Steel-cut oats (also known as Irish oats) undergo much less processing than rolled oats, and thus offer diners a completely different flavor and texture. Properly prepared steel-cut oats are nutty and chewy (no mush here), and I find them much more satisfying than rolled oats.

The bad news: Steel-cut oats can take 30 minutes or longer to cook if you haven’t soaked them.

The good news: Duh. Soak them and they’ll be ready in as little as 10 minutes.

The prepackaged brands of steel-cut oats always seem to carry a hefty price tag. You’ll be much better off purchasing them in bulk. I buy my supply at Earth Fare for $1.19 a pound.

They’re a cinch to make, but you have to plan ahead. Use a ratio of one part oats to two parts water; for two people I usually use 3/4 cup oats and 1.5 cups water. Soak the oats in the water overnight in the pot that you’re going to cook them in.

You can get the same results with only three hours of soaking, but not everyone has my luxurious Saturday schedule, which has me getting up at 5 a.m. to feed a geriatric cat and then heading back to bed until 8 a.m. or so.
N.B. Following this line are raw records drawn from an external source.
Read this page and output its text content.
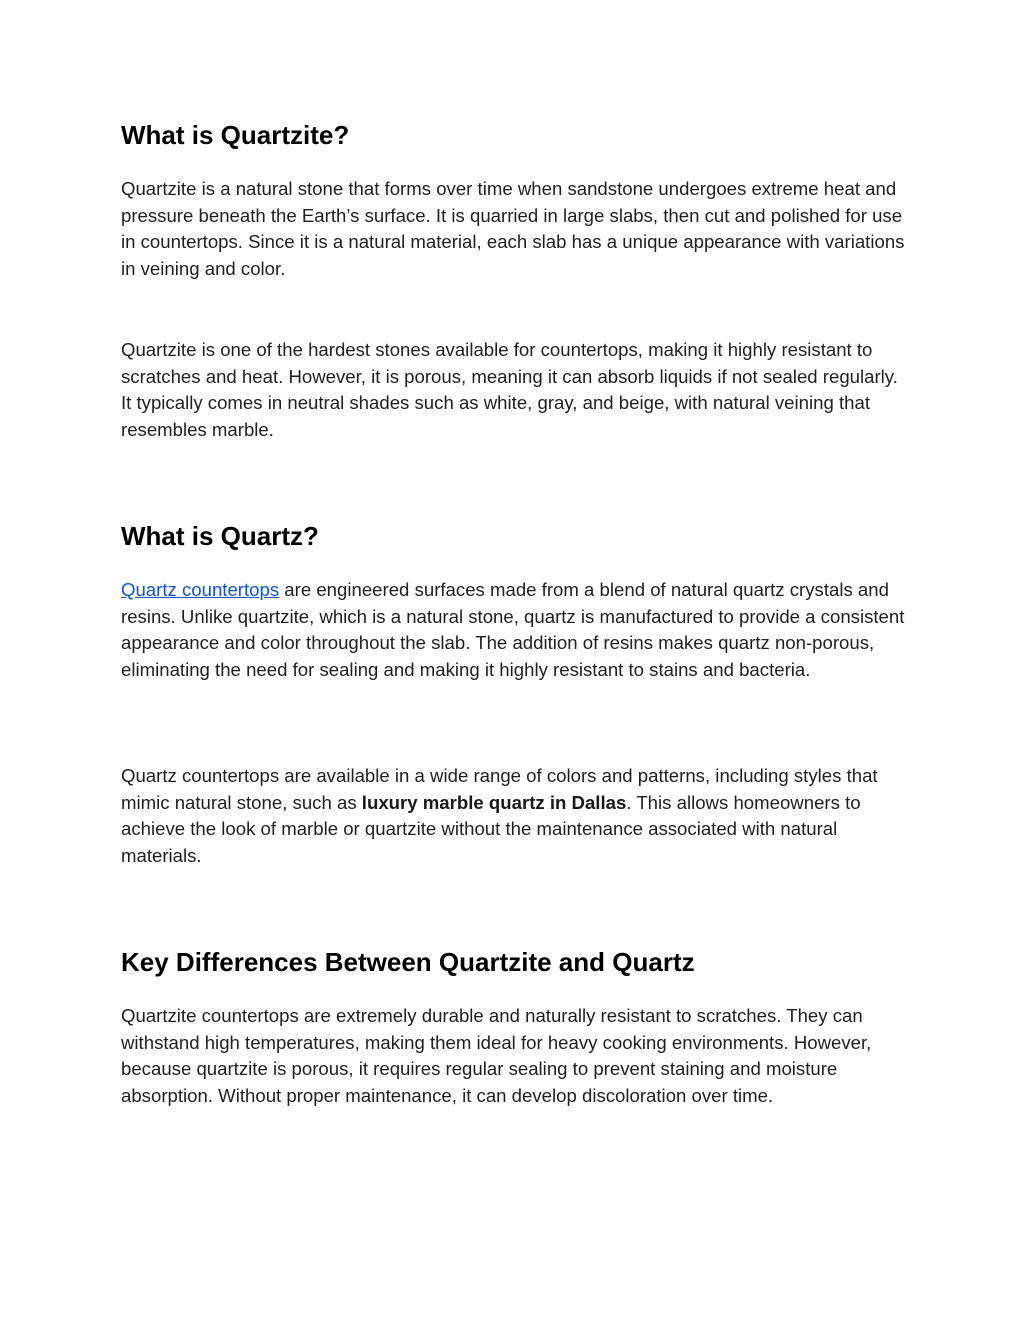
What is Quartzite?

Quartzite is a natural stone that forms over time when sandstone undergoes extreme heat and pressure beneath the Earth’s surface. It is quarried in large slabs, then cut and polished for use in countertops. Since it is a natural material, each slab has a unique appearance with variations in veining and color.

Quartzite is one of the hardest stones available for countertops, making it highly resistant to scratches and heat. However, it is porous, meaning it can absorb liquids if not sealed regularly. It typically comes in neutral shades such as white, gray, and beige, with natural veining that resembles marble.

What is Quartz?

Quartz countertops are engineered surfaces made from a blend of natural quartz crystals and resins. Unlike quartzite, which is a natural stone, quartz is manufactured to provide a consistent appearance and color throughout the slab. The addition of resins makes quartz non-porous, eliminating the need for sealing and making it highly resistant to stains and bacteria.

Quartz countertops are available in a wide range of colors and patterns, including styles that mimic natural stone, such as luxury marble quartz in Dallas. This allows homeowners to achieve the look of marble or quartzite without the maintenance associated with natural materials.

Key Differences Between Quartzite and Quartz

Quartzite countertops are extremely durable and naturally resistant to scratches. They can withstand high temperatures, making them ideal for heavy cooking environments. However, because quartzite is porous, it requires regular sealing to prevent staining and moisture absorption. Without proper maintenance, it can develop discoloration over time.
If you’re feeling spiffy, substitute orange juice or cranberry juice for about a quarter cup of the water. The orange juice will add a real citrus bite to the finished oatmeal, and the cranberry juice will complement the dried cranberries that I’m going to talk about in a minute.

Put the pot of soaked oats on the stove after you roll out of bed. Turn the burner up to medium-high and let the oats come to a boil, then turn the burner down low enough to keep a slow boil without the oats boiling over. And they WILL boil over if the heat’s too high. Keep the lid on the pot, but lift it every couple of minutes to check your boil and give the oatmeal a quick stir.

After about 10 minutes, the oatmeal should be almost thick enough to serve. Lagniappe time. Stir in a couple of tablespoons of brown sugar, and add raisins and/or dried cranberries. Let everything meld together for a couple more minutes and then ladle the oatmeal into your serving bowls. Drop a few crumbled walnuts or pecans on top if you like.

Enjoy. And say goodbye to instant mediocrity.